Finalement, j’arrive à entrer en communication avec les autres pilotes en l’air. On est plusieurs à avoir vu l’aile se mettre aux arbres. Je suis le seul à être encore dans le secteur. Le pilote crashé ne répond pas sur la fréquence FFVL.

Je comprends que les secours vont être déclenchés. J’essaye de transmettre des infos. Je peux évaluer une altitude approximative de la zone où le pilote doit se trouver. Mes messages ne sont pas compris à l’autre bout de la radio et l’info ne sera transmise que plus tard aux pilotes de l’hélicoptère des secours.

L’altitude que j’ai perdue me coince dans la brise de vallée. Je vache près de Montailleur.

L’hélico arrive 45 minutes plus tard. Avec deux badauds qui observe le vas et viens de l’hélico nous l’interpelons avec des grands gestes car il tourne vraiment beaucoup trop haut en altitude à la recherche de la victime. Les secouristes viennent discuter et je leur transmets enfin les infos sur la zone où j’estime que le parapentiste doit se trouver.

Quand je transmets ces infos, je me rends compte que sur le moment je n’ai pas retenu les bons paramètres. J’ai trop longtemps cherché à voir l’aile dans les arbres. J’aurais dû d’abord me préoccuper de me localiser plus précisément par rapport à des repères topologique et par rapport à une altitude. Au final, j’évalue avec des souvenirs qui sont peu précis une zone située entre deux ravins (1 km de large) et une fourchette d’altitude de 1000 à 1200 m le long des pentes de la montagne. Mais je suis loin de pouvoir certifier à 100 % ces infos.

En jaune ma position approximative lorsque je suis témoin de l’accident. En rouge, la zone que j’arrive à estimer, après le vol où doit se trouver la victime.

Je suis contrarié. Mes infos permettent de réduire la zone de recherche que l’hélico quadrille, mais pas suffisamment pour être vraiment efficace. Une personne dans un carré de 200 000 m², c’est comme une aiguille dans une botte de foin. Et puisque je ne suis pas très précis dans la transmission des infos, les secouristes doivent quand même élargir la zone que je leur ai indiquée, dans le doute…

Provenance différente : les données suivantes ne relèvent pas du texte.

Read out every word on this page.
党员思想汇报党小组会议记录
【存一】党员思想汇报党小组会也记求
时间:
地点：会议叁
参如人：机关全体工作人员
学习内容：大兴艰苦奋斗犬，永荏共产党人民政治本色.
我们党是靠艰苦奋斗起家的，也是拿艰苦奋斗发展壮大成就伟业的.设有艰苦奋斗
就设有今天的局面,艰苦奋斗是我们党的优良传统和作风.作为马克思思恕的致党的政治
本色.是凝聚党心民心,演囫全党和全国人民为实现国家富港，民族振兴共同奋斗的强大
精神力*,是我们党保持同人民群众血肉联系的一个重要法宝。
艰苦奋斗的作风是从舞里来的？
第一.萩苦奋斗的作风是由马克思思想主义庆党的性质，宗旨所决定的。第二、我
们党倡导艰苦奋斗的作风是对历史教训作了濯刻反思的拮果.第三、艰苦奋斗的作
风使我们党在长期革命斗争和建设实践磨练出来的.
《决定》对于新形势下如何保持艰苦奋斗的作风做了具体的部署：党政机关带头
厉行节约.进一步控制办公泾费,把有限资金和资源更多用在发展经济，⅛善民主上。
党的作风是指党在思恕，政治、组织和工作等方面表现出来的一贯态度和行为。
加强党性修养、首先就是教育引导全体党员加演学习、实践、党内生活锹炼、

Lorsque je retourne à l’atterrissage de Montlambert, je récupère des infos auprès d’un membre des Indiens. Le pilote crashé serait conscient. Il a mal au dos, mais pas d’urgence vitale. Il s’est lui-même extrait de sa sellette (pas la meilleure idée). Il a communiqué un point GPS aux secouristes avec son téléphone, mais celui-ci est complètement faux et pointe en vallée.

Bilan et conclusions personnels

– La radio bi-bande, c’est bien, mais surtout si la deuxième fréquence est bien réglée sur la fréquence secours FFVL, perdre du temps et de la concentration en vol pour régler une fréquence ce n’est pas génial.

– Lorsque je suis témoin d’un vrac et d’une aile qui fait un retour au sol, il est possible que la voile traverse la couverture des arbres et soit invisible. Le mieux et le plus utile et d’abord de localiser la dernière position connue de l’aile et de se faire des points de repère topologique précis et faciles à expliquer et à communiquer (ravins, falaises, éperons rocheux, altitude, …). Se méfier de ce qui peut paraître plat vu du dessus, une fois au sol les pentes peuvent changer d’aspect.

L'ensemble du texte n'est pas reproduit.